42 U.S.C. § 405(h) reads:

The findings and decisions of the Secretary after a hearing shall be binding upon all individuals who were parties to such hearing. No findings of fact or decision of the Secretary shall be reviewed by any person, tribunal, or governmental agency except as herein provided. No action against the United States, the Secretary or any officer or employee thereof shall be brought under section 41 of Title 28 to recover on any claim arising under this subchapter. (emphasis added).

 3

The complaint states, in pertinent part,

"Plaintiff Riley Benevolent has not yet exhausted its administrative remedy with respect to the fiscal year ended September 30, 1975. When such remedy is exhausted, or in the event the parties stipulate such remedy need not be separately exhausted, plaintiffs reserve the right to amend this complaint to include their claim for the fiscal year ending September 30, 1975, and to include any claims they have made for future fiscal years."

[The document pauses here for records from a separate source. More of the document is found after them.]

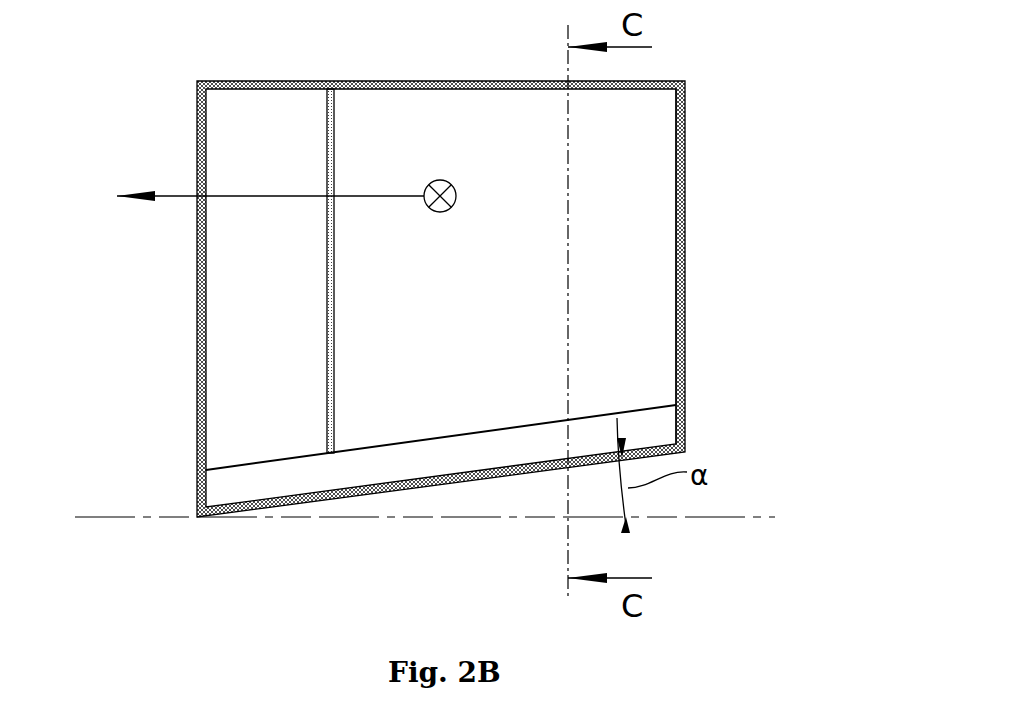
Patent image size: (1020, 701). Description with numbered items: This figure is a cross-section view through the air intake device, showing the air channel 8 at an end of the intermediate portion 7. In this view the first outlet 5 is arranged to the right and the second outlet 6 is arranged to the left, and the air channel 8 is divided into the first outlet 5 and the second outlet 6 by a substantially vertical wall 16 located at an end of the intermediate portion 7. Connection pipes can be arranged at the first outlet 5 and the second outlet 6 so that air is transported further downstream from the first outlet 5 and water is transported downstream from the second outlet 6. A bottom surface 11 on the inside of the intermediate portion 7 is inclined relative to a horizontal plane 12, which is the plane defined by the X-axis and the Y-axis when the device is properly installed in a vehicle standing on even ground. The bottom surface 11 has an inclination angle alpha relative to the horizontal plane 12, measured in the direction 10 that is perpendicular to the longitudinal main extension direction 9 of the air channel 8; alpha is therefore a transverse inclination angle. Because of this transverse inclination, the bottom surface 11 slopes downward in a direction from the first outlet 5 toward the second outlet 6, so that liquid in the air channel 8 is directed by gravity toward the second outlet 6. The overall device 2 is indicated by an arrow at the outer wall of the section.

The hull / vessel body 2 is at (712, 178).
The first outlet 5 is at (633, 152).
The second outlet 6 is at (245, 155).
The intermediate portion 7 is at (685, 247).
The air channel 8 is at (632, 345).
The longitudinal main extension direction 9 is at (440, 180).
The direction 10 is at (180, 198).
The bottom surface 11 is at (500, 464).
The horizontal plane 12 is at (118, 515).
The substantially vertical wall 16 is at (326, 360).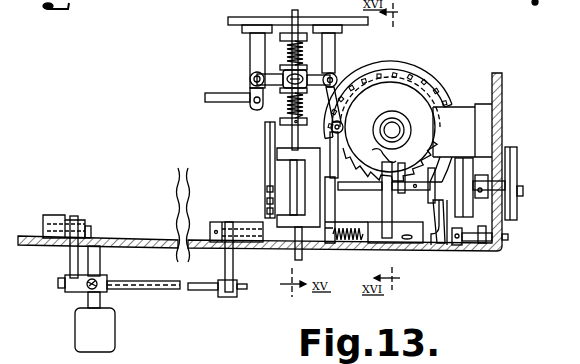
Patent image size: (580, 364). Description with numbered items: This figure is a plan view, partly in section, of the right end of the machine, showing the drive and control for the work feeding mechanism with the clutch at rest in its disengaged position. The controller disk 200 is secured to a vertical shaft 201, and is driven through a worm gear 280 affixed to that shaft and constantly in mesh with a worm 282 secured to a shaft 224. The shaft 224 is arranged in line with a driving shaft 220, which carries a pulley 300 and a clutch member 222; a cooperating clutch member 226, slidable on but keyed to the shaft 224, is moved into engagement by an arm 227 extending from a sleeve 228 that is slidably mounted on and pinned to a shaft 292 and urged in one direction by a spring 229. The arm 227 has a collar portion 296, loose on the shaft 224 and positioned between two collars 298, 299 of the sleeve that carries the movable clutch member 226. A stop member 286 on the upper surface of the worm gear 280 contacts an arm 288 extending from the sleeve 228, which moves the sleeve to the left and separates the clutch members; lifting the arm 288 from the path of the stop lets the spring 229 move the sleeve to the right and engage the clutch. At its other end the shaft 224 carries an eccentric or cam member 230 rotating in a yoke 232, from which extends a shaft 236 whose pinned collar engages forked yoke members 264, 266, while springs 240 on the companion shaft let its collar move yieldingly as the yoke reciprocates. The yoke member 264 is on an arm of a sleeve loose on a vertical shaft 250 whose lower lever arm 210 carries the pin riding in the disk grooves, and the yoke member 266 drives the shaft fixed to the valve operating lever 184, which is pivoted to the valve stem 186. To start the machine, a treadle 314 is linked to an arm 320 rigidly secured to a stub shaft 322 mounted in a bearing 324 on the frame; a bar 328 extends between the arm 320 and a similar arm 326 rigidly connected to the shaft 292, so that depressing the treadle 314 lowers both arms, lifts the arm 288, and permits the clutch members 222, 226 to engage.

The valve operating lever 184 is at (250, 96).
The valve stem 186 is at (212, 105).
The controller disk 200 is at (434, 73).
The vertical shaft 201 is at (392, 123).
The lever arm 210 is at (322, 120).
The driving shaft 220 is at (524, 191).
The clutch member 222 is at (476, 164).
The shaft 224 is at (377, 202).
The clutch member 226 is at (467, 249).
The arm 227 is at (433, 237).
The sleeve 228 is at (433, 243).
The spring 229 is at (344, 244).
The eccentric or cam member 230 is at (290, 172).
The yoke 232 is at (268, 214).
The shaft 236 is at (265, 138).
The springs 240 is at (283, 45).
The vertical shaft 250 is at (346, 62).
The yoke member 264 is at (330, 74).
The yoke member 266 is at (268, 68).
The worm gear 280 is at (450, 97).
The worm 282 is at (429, 124).
The stop member 286 is at (383, 157).
The arm 288 is at (382, 216).
The shaft 292 is at (508, 238).
The collar portion 296 is at (440, 170).
The collar 298 is at (430, 197).
The collar 299 is at (438, 206).
The pulley 300 is at (518, 213).
The treadle 314 is at (80, 322).
The arm 320 is at (70, 258).
The stub shaft 322 is at (92, 228).
The bearing 324 is at (55, 215).
The arm 326 is at (225, 263).
The bar 328 is at (145, 290).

No amended complaint was filed and no stipulation was ever made.

 4

The district court's order reads:

IT IS, THEREFORE, ORDERED AND ADJUDGED that the plaintiffs herein have judgment against the defendant in the sum of $60,256.00, together with lawful interest thereon, as computed and determined by the provisions of 42 U.S.C. § 1395oo (f) (2) (Supp. V, 1981), until paid by the defendant; that for all costs [sic] reporting years subsequent to the fiscal year ending September 30, 1974, the period of twenty-four (24) years, or the period coinciding with the final bond maturities in November, 1992, shall be used as the proper schedule or period over which to prorate and allocate depreciation of the hospital facilities of the plaintiffs.